Les médias font le reste : si un pirate de la route ou un assassin est d’origine étrangère, la stigmatisation est immédiate, avec les effroyables cas limites de Novi et d’Erba***, et celui opposé du maçon bosniaque Dragan Cigan, noyé dans le Piave le 22 juillet après avoir sauvé deux enfants (« …l’héroïsme ne connaît pas de barrières ethniques… », a-t-on dit, ou encore même un Bosniaque peut accomplir des actes nobles ; et les héros, mais pas les hommes, son tous égaux…).

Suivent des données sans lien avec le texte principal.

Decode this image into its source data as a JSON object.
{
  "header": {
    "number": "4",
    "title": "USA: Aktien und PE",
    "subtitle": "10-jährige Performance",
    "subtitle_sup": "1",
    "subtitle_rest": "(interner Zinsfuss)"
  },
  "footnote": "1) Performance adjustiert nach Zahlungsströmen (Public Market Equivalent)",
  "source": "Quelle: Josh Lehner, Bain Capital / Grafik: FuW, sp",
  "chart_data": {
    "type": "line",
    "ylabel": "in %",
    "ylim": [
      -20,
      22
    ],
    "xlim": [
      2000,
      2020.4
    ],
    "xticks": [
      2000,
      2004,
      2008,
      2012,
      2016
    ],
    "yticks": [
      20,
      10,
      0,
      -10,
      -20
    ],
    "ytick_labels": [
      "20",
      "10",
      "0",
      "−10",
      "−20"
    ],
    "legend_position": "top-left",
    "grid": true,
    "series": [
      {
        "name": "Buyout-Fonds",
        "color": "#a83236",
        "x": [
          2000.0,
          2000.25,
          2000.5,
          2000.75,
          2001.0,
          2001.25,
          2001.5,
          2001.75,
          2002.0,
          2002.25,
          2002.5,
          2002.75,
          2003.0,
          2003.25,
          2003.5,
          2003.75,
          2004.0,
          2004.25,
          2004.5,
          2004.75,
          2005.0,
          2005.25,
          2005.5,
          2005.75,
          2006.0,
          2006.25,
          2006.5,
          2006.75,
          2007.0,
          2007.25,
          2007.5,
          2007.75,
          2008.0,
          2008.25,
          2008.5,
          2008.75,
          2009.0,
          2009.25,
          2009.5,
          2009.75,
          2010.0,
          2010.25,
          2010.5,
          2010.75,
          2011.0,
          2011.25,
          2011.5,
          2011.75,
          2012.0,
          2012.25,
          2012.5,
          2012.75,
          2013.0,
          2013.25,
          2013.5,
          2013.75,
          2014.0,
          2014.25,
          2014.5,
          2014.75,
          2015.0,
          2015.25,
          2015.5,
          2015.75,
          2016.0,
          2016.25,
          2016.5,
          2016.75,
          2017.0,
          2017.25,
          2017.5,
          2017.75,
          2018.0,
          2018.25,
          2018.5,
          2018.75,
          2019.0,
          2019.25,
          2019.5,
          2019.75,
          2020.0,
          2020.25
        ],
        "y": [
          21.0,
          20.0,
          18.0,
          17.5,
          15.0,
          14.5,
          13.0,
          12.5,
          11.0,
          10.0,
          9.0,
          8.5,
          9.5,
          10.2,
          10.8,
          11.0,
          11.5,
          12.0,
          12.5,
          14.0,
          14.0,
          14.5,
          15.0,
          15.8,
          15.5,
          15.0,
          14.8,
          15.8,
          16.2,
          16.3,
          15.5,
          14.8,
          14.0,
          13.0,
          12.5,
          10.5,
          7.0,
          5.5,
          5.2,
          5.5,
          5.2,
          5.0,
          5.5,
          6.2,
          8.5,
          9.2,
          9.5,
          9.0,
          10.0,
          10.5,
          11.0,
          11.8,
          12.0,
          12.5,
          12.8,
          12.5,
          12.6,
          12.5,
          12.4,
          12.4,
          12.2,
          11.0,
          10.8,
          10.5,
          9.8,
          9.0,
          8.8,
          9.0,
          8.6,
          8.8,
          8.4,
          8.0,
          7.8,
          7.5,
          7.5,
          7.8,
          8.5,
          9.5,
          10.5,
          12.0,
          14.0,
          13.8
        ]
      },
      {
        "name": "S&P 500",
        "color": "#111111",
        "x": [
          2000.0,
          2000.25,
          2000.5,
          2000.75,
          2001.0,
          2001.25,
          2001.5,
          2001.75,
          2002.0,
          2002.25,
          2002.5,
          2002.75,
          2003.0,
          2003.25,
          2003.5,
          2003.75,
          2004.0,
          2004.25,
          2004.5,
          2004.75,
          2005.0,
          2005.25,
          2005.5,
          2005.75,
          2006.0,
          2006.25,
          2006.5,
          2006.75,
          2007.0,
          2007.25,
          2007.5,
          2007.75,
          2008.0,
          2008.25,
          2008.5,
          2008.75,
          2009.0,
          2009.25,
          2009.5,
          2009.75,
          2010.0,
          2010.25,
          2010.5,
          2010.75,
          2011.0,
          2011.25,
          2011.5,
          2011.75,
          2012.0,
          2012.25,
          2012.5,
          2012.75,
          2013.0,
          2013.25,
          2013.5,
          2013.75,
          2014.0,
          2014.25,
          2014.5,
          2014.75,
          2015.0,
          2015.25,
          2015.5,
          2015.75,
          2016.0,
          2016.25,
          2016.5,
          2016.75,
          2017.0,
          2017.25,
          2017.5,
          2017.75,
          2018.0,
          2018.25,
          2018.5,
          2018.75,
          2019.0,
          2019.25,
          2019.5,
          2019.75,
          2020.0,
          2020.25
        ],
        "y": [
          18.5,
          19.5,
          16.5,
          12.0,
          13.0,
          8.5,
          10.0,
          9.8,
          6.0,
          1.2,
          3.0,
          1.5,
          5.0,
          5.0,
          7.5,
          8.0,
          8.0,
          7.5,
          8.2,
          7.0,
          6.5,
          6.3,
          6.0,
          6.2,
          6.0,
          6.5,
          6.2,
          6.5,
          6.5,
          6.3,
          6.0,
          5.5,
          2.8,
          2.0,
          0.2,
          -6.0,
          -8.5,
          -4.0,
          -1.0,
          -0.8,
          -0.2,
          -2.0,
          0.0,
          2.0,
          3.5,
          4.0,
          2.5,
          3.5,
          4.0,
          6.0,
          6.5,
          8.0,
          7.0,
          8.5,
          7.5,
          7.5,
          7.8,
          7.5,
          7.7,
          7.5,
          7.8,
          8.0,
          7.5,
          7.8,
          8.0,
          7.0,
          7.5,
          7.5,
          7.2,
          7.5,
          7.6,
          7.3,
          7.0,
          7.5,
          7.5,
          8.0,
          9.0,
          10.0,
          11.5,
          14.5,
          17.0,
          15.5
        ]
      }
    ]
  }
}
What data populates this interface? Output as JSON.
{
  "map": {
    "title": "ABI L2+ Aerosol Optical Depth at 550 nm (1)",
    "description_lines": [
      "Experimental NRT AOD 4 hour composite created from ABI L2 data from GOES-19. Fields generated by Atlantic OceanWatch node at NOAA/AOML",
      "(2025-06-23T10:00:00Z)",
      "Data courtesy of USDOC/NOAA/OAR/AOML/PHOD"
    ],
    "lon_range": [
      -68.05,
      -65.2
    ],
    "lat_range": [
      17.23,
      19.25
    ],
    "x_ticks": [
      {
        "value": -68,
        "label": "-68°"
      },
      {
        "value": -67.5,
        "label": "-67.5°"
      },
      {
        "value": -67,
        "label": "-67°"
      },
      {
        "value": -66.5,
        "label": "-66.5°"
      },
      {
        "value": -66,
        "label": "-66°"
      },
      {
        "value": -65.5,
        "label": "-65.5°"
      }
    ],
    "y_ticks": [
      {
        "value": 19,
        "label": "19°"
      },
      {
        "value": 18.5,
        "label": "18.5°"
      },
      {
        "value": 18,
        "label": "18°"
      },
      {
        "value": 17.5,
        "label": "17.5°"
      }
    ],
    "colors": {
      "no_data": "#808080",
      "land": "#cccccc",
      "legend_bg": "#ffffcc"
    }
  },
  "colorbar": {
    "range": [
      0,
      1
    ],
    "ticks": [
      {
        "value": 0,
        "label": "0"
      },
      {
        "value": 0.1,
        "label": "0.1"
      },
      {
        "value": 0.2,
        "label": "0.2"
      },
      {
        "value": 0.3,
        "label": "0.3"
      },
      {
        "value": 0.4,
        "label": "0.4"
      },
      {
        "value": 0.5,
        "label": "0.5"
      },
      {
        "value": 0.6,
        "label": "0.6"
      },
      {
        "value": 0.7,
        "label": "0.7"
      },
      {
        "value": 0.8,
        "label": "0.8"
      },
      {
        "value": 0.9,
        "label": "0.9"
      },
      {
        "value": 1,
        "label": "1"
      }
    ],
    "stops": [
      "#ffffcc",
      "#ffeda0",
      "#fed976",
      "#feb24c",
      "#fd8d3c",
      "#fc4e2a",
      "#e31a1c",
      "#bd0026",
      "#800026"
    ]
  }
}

A l’intérieur de ce développement, mais en plus complexe, se situe le cas yougoslave : des peuples divers s’étaient retrouvés sous le manteau protecteur de Tito qui, en bon ‘habsbourgeois’ qu’il était, a promu une idéologie capable de faire se sentir yougoslaves les Serbes, les Croates, les Slovènes et  les Musulmans, sans oublier les Albanais du Kosovo, les Hongrois de Voïvodine, les Italiens d’Istrie, etc. Il n’est pas possible d’aborder complètement ce thème (confins orientaux de l’Italie, fascisme et différents massacres des foibe*) dans le cadre présent, mais nous pourrons y revenir.  Quelque chose couvait toutefois  sous les cendres et si le 68 tchécoslovaque fut un ‘printemps’ socialiste et libertaire (syntonie entre un groupe dirigeant et son peuple), le 68 yougoslave, qui vit aussi une dissension marxiste et internationaliste, minoritaire et rapidement réduit au silence, a pris surtout des couleurs nationalistes : par exemple,  le ’printemps de Zagreb’ en 1971 fut un premier mouvement fort en ce sens, précédé et suivi de revendications de la part des Musulmans et des Albanais du Kosovo, avec un sentiment général de malaise. La Constitution de 1974, qui accordait une grande autonomie aux républiques et aux peuples, fut le résultat de cette phase et contribua à stabiliser la situation jusqu’à la mort de Tito.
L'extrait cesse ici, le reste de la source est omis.